The following discussion and analysis should be read in conjunction with and are qualified in their entirety by reference to the discussions included in Item 1A. Risk Factors, Item 7. Management’s Discussion & Analysis of Financial Condition and Results of Operations and elsewhere in this Report on Form 10-K/T.
Item 1. Business
Overview
LivaNova (formerly known as Sand Holdco PLC and Sand Holdco Limited) is a public limited company incorporated under the laws of England and Wales. Headquartered in London, United Kingdom (“U.K.”), LivaNova, is a global medical device company focused on the development and delivery of important therapeutic solutions for the benefit of patients, healthcare professionals and healthcare systems throughout the world. Working closely with medical professionals in the fields of Cardiac Surgery, Neuromodulation and Cardiac Rhythm Management, we design, develop, manufacture and sell innovative therapeutic solutions that are consistent with our mission to improve our patients’ quality of life, increase the skills and capabilities of healthcare professionals and minimize healthcare costs.
The Mergers
LivaNova was formed, along with its wholly owned subsidiary, Cypher Merger Sub, Inc., a Delaware corporation (“Merger Sub”), on February 20, 2015 for the purpose of facilitating the business combination of Cyberonics, Inc., a Delaware corporation (“Cyberonics”), and Sorin S.p.A., a joint stock company organized under the laws of Italy (“Sorin”). On October 19, 2015, pursuant to the terms of a definitive transaction agreement entered into by LivaNova, Cyberonics, Sorin and Merger Sub, dated March 23, 2015 (the “Merger Agreement”), Sorin merged with and into LivaNova, with LivaNova continuing as the surviving company (the “Sorin Merger”), immediately followed by the merger of Merger Sub with and into Cyberonics, with Cyberonics continuing as the surviving company and as a wholly owned subsidiary of LivaNova (the “Cyberonics Merger,” and together with the Sorin Merger, the “Mergers”).

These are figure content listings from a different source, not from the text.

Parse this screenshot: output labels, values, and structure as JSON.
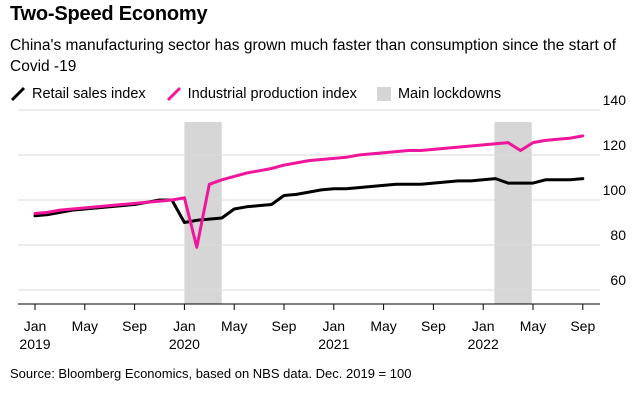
{
  "title": "Two-Speed Economy",
  "subtitle": "China's manufacturing sector has grown much faster than consumption since the start of Covid -19",
  "source": "Source: Bloomberg Economics, based on NBS data. Dec. 2019 = 100",
  "legend": {
    "retail": "Retail sales index",
    "industrial": "Industrial production index",
    "lockdowns": "Main lockdowns"
  },
  "colors": {
    "retail": "#000000",
    "industrial": "#f0169b",
    "lockdown": "#d6d6d6"
  },
  "chart_data": {
    "type": "line",
    "x_unit": "month index, 0 = Jan 2019",
    "ylim": [
      55,
      140
    ],
    "y_ticks": [
      60,
      80,
      100,
      120,
      140
    ],
    "x_ticks": [
      {
        "x": 0,
        "label": "Jan",
        "year": "2019"
      },
      {
        "x": 4,
        "label": "May",
        "year": ""
      },
      {
        "x": 8,
        "label": "Sep",
        "year": ""
      },
      {
        "x": 12,
        "label": "Jan",
        "year": "2020"
      },
      {
        "x": 16,
        "label": "May",
        "year": ""
      },
      {
        "x": 20,
        "label": "Sep",
        "year": ""
      },
      {
        "x": 24,
        "label": "Jan",
        "year": "2021"
      },
      {
        "x": 28,
        "label": "May",
        "year": ""
      },
      {
        "x": 32,
        "label": "Sep",
        "year": ""
      },
      {
        "x": 36,
        "label": "Jan",
        "year": "2022"
      },
      {
        "x": 40,
        "label": "May",
        "year": ""
      },
      {
        "x": 44,
        "label": "Sep",
        "year": ""
      }
    ],
    "shaded_periods": [
      {
        "name": "Main lockdowns",
        "start": 12.0,
        "end": 15.0
      },
      {
        "name": "Main lockdowns",
        "start": 36.9,
        "end": 39.9
      }
    ],
    "series": [
      {
        "name": "Retail sales index",
        "color": "#000000",
        "points": [
          [
            0,
            93
          ],
          [
            1,
            93.5
          ],
          [
            2,
            94.5
          ],
          [
            3,
            95.5
          ],
          [
            4,
            96
          ],
          [
            5,
            96.5
          ],
          [
            6,
            97
          ],
          [
            7,
            97.5
          ],
          [
            8,
            98
          ],
          [
            9,
            99
          ],
          [
            10,
            100
          ],
          [
            11,
            100
          ],
          [
            12,
            90
          ],
          [
            13,
            91
          ],
          [
            14,
            91.5
          ],
          [
            15,
            92
          ],
          [
            16,
            96
          ],
          [
            17,
            97
          ],
          [
            18,
            97.5
          ],
          [
            19,
            98
          ],
          [
            20,
            102
          ],
          [
            21,
            102.5
          ],
          [
            22,
            103.5
          ],
          [
            23,
            104.5
          ],
          [
            24,
            105
          ],
          [
            25,
            105
          ],
          [
            26,
            105.5
          ],
          [
            27,
            106
          ],
          [
            28,
            106.5
          ],
          [
            29,
            107
          ],
          [
            30,
            107
          ],
          [
            31,
            107
          ],
          [
            32,
            107.5
          ],
          [
            33,
            108
          ],
          [
            34,
            108.5
          ],
          [
            35,
            108.5
          ],
          [
            36,
            109
          ],
          [
            37,
            109.5
          ],
          [
            38,
            107.5
          ],
          [
            39,
            107.5
          ],
          [
            40,
            107.5
          ],
          [
            41,
            109
          ],
          [
            42,
            109
          ],
          [
            43,
            109
          ],
          [
            44,
            109.5
          ]
        ]
      },
      {
        "name": "Industrial production index",
        "color": "#f0169b",
        "points": [
          [
            0,
            94
          ],
          [
            1,
            94.5
          ],
          [
            2,
            95.5
          ],
          [
            3,
            96
          ],
          [
            4,
            96.5
          ],
          [
            5,
            97
          ],
          [
            6,
            97.5
          ],
          [
            7,
            98
          ],
          [
            8,
            98.5
          ],
          [
            9,
            99
          ],
          [
            10,
            99.5
          ],
          [
            11,
            100
          ],
          [
            12,
            101
          ],
          [
            13,
            79
          ],
          [
            14,
            107
          ],
          [
            15,
            109
          ],
          [
            16,
            110.5
          ],
          [
            17,
            112
          ],
          [
            18,
            113
          ],
          [
            19,
            114
          ],
          [
            20,
            115.5
          ],
          [
            21,
            116.5
          ],
          [
            22,
            117.5
          ],
          [
            23,
            118
          ],
          [
            24,
            118.5
          ],
          [
            25,
            119
          ],
          [
            26,
            120
          ],
          [
            27,
            120.5
          ],
          [
            28,
            121
          ],
          [
            29,
            121.5
          ],
          [
            30,
            122
          ],
          [
            31,
            122
          ],
          [
            32,
            122.5
          ],
          [
            33,
            123
          ],
          [
            34,
            123.5
          ],
          [
            35,
            124
          ],
          [
            36,
            124.5
          ],
          [
            37,
            125
          ],
          [
            38,
            125.5
          ],
          [
            39,
            122
          ],
          [
            40,
            125.5
          ],
          [
            41,
            126.5
          ],
          [
            42,
            127
          ],
          [
            43,
            127.5
          ],
          [
            44,
            128.5
          ]
        ]
      }
    ]
  }
}
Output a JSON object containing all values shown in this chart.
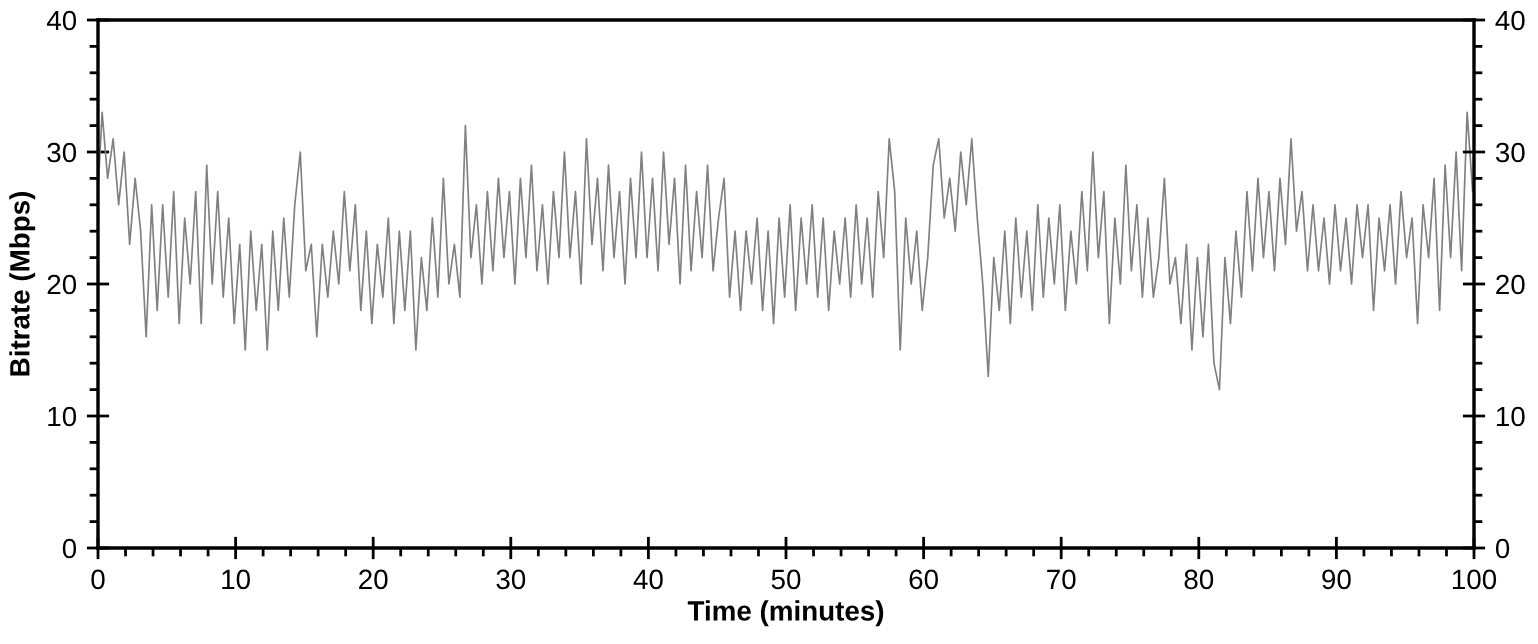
{
  "chart_data": {
    "type": "line",
    "xlabel": "Time (minutes)",
    "ylabel": "Bitrate (Mbps)",
    "xlim": [
      0,
      100
    ],
    "xticks": [
      0,
      10,
      20,
      30,
      40,
      50,
      60,
      70,
      80,
      90,
      100
    ],
    "ylim": [
      0,
      40
    ],
    "yticks": [
      0,
      10,
      20,
      30,
      40
    ],
    "y2lim": [
      0,
      40
    ],
    "y2ticks": [
      0,
      10,
      20,
      30,
      40
    ],
    "grid": false,
    "legend": false,
    "marker": "none",
    "line_style": "solid",
    "series": [
      {
        "color": "#808080",
        "x": [
          0,
          0.3,
          0.7,
          1.1,
          1.5,
          1.9,
          2.3,
          2.7,
          3.1,
          3.5,
          3.9,
          4.3,
          4.7,
          5.1,
          5.5,
          5.9,
          6.3,
          6.7,
          7.1,
          7.5,
          7.9,
          8.3,
          8.7,
          9.1,
          9.5,
          9.9,
          10.3,
          10.7,
          11.1,
          11.5,
          11.9,
          12.3,
          12.7,
          13.1,
          13.5,
          13.9,
          14.3,
          14.7,
          15.1,
          15.5,
          15.9,
          16.3,
          16.7,
          17.1,
          17.5,
          17.9,
          18.3,
          18.7,
          19.1,
          19.5,
          19.9,
          20.3,
          20.7,
          21.1,
          21.5,
          21.9,
          22.3,
          22.7,
          23.1,
          23.5,
          23.9,
          24.3,
          24.7,
          25.1,
          25.5,
          25.9,
          26.3,
          26.7,
          27.1,
          27.5,
          27.9,
          28.3,
          28.7,
          29.1,
          29.5,
          29.9,
          30.3,
          30.7,
          31.1,
          31.5,
          31.9,
          32.3,
          32.7,
          33.1,
          33.5,
          33.9,
          34.3,
          34.7,
          35.1,
          35.5,
          35.9,
          36.3,
          36.7,
          37.1,
          37.5,
          37.9,
          38.3,
          38.7,
          39.1,
          39.5,
          39.9,
          40.3,
          40.7,
          41.1,
          41.5,
          41.9,
          42.3,
          42.7,
          43.1,
          43.5,
          43.9,
          44.3,
          44.7,
          45.1,
          45.5,
          45.9,
          46.3,
          46.7,
          47.1,
          47.5,
          47.9,
          48.3,
          48.7,
          49.1,
          49.5,
          49.9,
          50.3,
          50.7,
          51.1,
          51.5,
          51.9,
          52.3,
          52.7,
          53.1,
          53.5,
          53.9,
          54.3,
          54.7,
          55.1,
          55.5,
          55.9,
          56.3,
          56.7,
          57.1,
          57.5,
          57.9,
          58.3,
          58.7,
          59.1,
          59.5,
          59.9,
          60.3,
          60.7,
          61.1,
          61.5,
          61.9,
          62.3,
          62.7,
          63.1,
          63.5,
          63.9,
          64.3,
          64.7,
          65.1,
          65.5,
          65.9,
          66.3,
          66.7,
          67.1,
          67.5,
          67.9,
          68.3,
          68.7,
          69.1,
          69.5,
          69.9,
          70.3,
          70.7,
          71.1,
          71.5,
          71.9,
          72.3,
          72.7,
          73.1,
          73.5,
          73.9,
          74.3,
          74.7,
          75.1,
          75.5,
          75.9,
          76.3,
          76.7,
          77.1,
          77.5,
          77.9,
          78.3,
          78.7,
          79.1,
          79.5,
          79.9,
          80.3,
          80.7,
          81.1,
          81.5,
          81.9,
          82.3,
          82.7,
          83.1,
          83.5,
          83.9,
          84.3,
          84.7,
          85.1,
          85.5,
          85.9,
          86.3,
          86.7,
          87.1,
          87.5,
          87.9,
          88.3,
          88.7,
          89.1,
          89.5,
          89.9,
          90.3,
          90.7,
          91.1,
          91.5,
          91.9,
          92.3,
          92.7,
          93.1,
          93.5,
          93.9,
          94.3,
          94.7,
          95.1,
          95.5,
          95.9,
          96.3,
          96.7,
          97.1,
          97.5,
          97.9,
          98.3,
          98.7,
          99.1,
          99.5,
          99.9
        ],
        "values": [
          27,
          33,
          28,
          31,
          26,
          30,
          23,
          28,
          24,
          16,
          26,
          18,
          26,
          19,
          27,
          17,
          25,
          20,
          27,
          17,
          29,
          20,
          27,
          19,
          25,
          17,
          23,
          15,
          24,
          18,
          23,
          15,
          24,
          18,
          25,
          19,
          26,
          30,
          21,
          23,
          16,
          23,
          19,
          24,
          20,
          27,
          21,
          26,
          18,
          24,
          17,
          23,
          19,
          25,
          17,
          24,
          18,
          24,
          15,
          22,
          18,
          25,
          19,
          28,
          20,
          23,
          19,
          32,
          22,
          26,
          20,
          27,
          21,
          28,
          22,
          27,
          20,
          28,
          22,
          29,
          21,
          26,
          20,
          27,
          22,
          30,
          22,
          27,
          20,
          31,
          23,
          28,
          21,
          29,
          22,
          27,
          20,
          28,
          22,
          30,
          22,
          28,
          21,
          30,
          23,
          28,
          20,
          29,
          21,
          27,
          22,
          29,
          21,
          25,
          28,
          19,
          24,
          18,
          24,
          20,
          25,
          18,
          24,
          17,
          25,
          19,
          26,
          18,
          25,
          20,
          26,
          19,
          25,
          18,
          24,
          20,
          25,
          19,
          26,
          20,
          25,
          19,
          27,
          22,
          31,
          27,
          15,
          25,
          20,
          24,
          18,
          22,
          29,
          31,
          25,
          28,
          24,
          30,
          26,
          31,
          25,
          20,
          13,
          22,
          18,
          24,
          17,
          25,
          19,
          24,
          18,
          26,
          19,
          25,
          20,
          26,
          18,
          24,
          20,
          27,
          21,
          30,
          22,
          27,
          17,
          25,
          20,
          29,
          21,
          26,
          19,
          25,
          19,
          22,
          28,
          20,
          22,
          17,
          23,
          15,
          22,
          16,
          23,
          14,
          12,
          22,
          17,
          24,
          19,
          27,
          21,
          28,
          22,
          27,
          21,
          28,
          23,
          31,
          24,
          27,
          21,
          26,
          21,
          25,
          20,
          26,
          21,
          25,
          20,
          26,
          22,
          26,
          18,
          25,
          21,
          26,
          20,
          27,
          22,
          25,
          17,
          26,
          22,
          28,
          18,
          29,
          22,
          30,
          21,
          33,
          27
        ]
      }
    ]
  }
}
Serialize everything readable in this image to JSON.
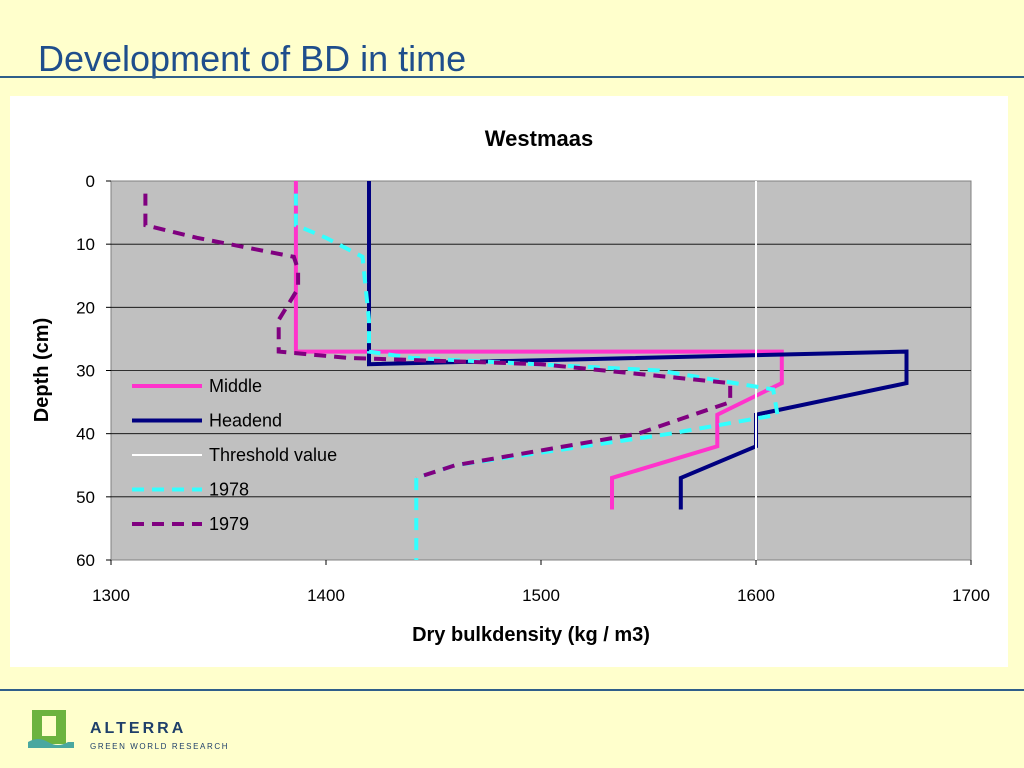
{
  "slide": {
    "title": "Development of BD in time"
  },
  "brand": {
    "name": "ALTERRA",
    "tagline": "GREEN WORLD RESEARCH",
    "logo_icon": "alterra-logo-icon",
    "colors": {
      "dark": "#1f3f6a",
      "green": "#6cb33f",
      "teal": "#4aa8a0"
    }
  },
  "chart_data": {
    "type": "line",
    "title": "Westmaas",
    "xlabel": "Dry bulkdensity (kg / m3)",
    "ylabel": "Depth (cm)",
    "xlim": [
      1300,
      1700
    ],
    "ylim": [
      0,
      60
    ],
    "y_inverted": true,
    "xticks": [
      "1300",
      "1400",
      "1500",
      "1600",
      "1700"
    ],
    "yticks": [
      "0",
      "10",
      "20",
      "30",
      "40",
      "50",
      "60"
    ],
    "grid": "horizontal",
    "plot_background": "#c0c0c0",
    "legend_position": "inside-left",
    "series": [
      {
        "name": "Middle",
        "color": "#ff33cc",
        "style": "solid",
        "points": [
          [
            1386,
            0
          ],
          [
            1386,
            27
          ],
          [
            1612,
            27
          ],
          [
            1612,
            32
          ],
          [
            1582,
            37
          ],
          [
            1582,
            42
          ],
          [
            1533,
            47
          ],
          [
            1533,
            52
          ]
        ]
      },
      {
        "name": "Headend",
        "color": "#000080",
        "style": "solid",
        "points": [
          [
            1420,
            0
          ],
          [
            1420,
            29
          ],
          [
            1670,
            27
          ],
          [
            1670,
            32
          ],
          [
            1600,
            37
          ],
          [
            1600,
            42
          ],
          [
            1565,
            47
          ],
          [
            1565,
            52
          ]
        ]
      },
      {
        "name": "Threshold value",
        "color": "#ffffff",
        "style": "solid",
        "points": [
          [
            1600,
            0
          ],
          [
            1600,
            60
          ]
        ]
      },
      {
        "name": "1978",
        "color": "#33ffff",
        "style": "dashed",
        "points": [
          [
            1386,
            2
          ],
          [
            1386,
            7
          ],
          [
            1400,
            9
          ],
          [
            1417,
            12
          ],
          [
            1420,
            22
          ],
          [
            1420,
            27
          ],
          [
            1440,
            28
          ],
          [
            1555,
            30
          ],
          [
            1608,
            33
          ],
          [
            1610,
            37
          ],
          [
            1560,
            40
          ],
          [
            1460,
            45
          ],
          [
            1442,
            47
          ],
          [
            1442,
            60
          ]
        ]
      },
      {
        "name": "1979",
        "color": "#800080",
        "style": "dashed",
        "points": [
          [
            1316,
            2
          ],
          [
            1316,
            7
          ],
          [
            1340,
            9
          ],
          [
            1385,
            12
          ],
          [
            1387,
            14
          ],
          [
            1387,
            17
          ],
          [
            1378,
            22
          ],
          [
            1378,
            27
          ],
          [
            1410,
            28
          ],
          [
            1500,
            29
          ],
          [
            1588,
            32
          ],
          [
            1588,
            35
          ],
          [
            1545,
            40
          ],
          [
            1460,
            45
          ],
          [
            1442,
            47
          ]
        ]
      }
    ]
  }
}
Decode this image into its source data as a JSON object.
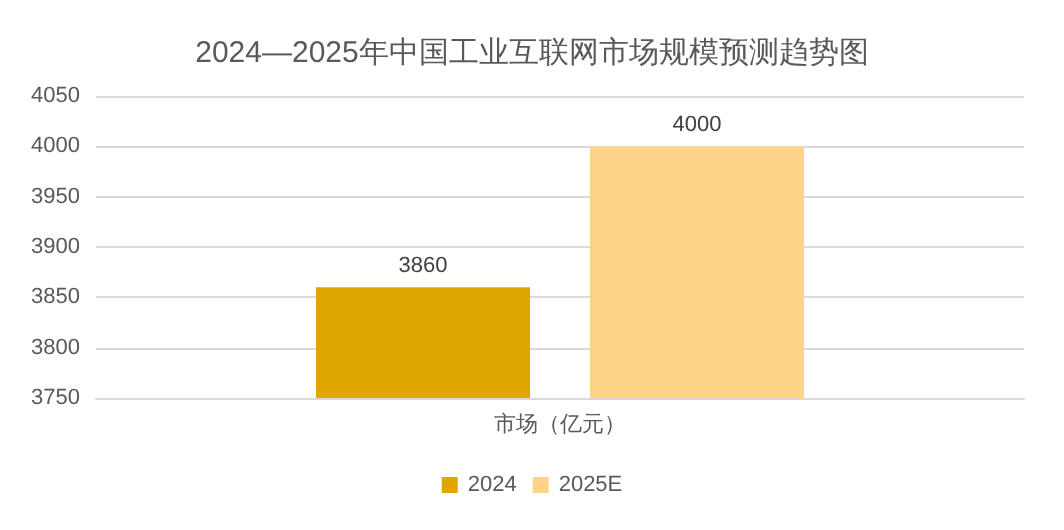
{
  "chart_data": {
    "type": "bar",
    "title": "2024—2025年中国工业互联网市场规模预测趋势图",
    "categories": [
      "市场（亿元）"
    ],
    "series": [
      {
        "name": "2024",
        "color": "#dfa800",
        "values": [
          3860
        ]
      },
      {
        "name": "2025E",
        "color": "#ffd38a",
        "values": [
          4000
        ]
      }
    ],
    "ylim": [
      3750,
      4050
    ],
    "yticks": [
      3750,
      3800,
      3850,
      3900,
      3950,
      4000,
      4050
    ],
    "grid": "y",
    "legend": "bottom",
    "data_labels": true
  }
}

As a result of the Mergers, LivaNova became the holding company of the combined businesses of Cyberonics and Sorin. On October 19, 2015, LivaNova’s ordinary shares were listed for trading on the NASDAQ Global Market (“NASDAQ”) and admitted to listing on the standard segment of the U.K. Financial Conduct Authority’s Official List and to trading on the Main Market of the London Stock Exchange (the “LSE”) under the trading symbol “LIVN.” As a result of the Mergers, on October 19, 2015, LivaNova issued 48.8 million ordinary shares.
Prior to the Mergers, shares of Cyberonics common stock were registered pursuant to Section 12(b) of the Securities Exchange Act of 1934 (as amended (the “Exchange Act”), and listed on NASDAQ, and Sorin ordinary shares were listed on the Mercato Telematico Azionario organized and managed by Borsa Italiana S.p.A. (the “Italian Stock Exchange”). Shares of Cyberonics common stock and the Sorin ordinary shares were suspended from trading on NASDAQ and the Italian Stock Exchange, respectively, prior to the opening of trading on October 19, 2015. NASDAQ filed a Form 25 on Cyberonics’ behalf to provide notice to the United States Securities and Exchange Commission (the “SEC”) regarding the withdrawal of shares of Cyberonics common stock from listing and to terminate the registration of such shares under Section 12(b) of the Exchange Act.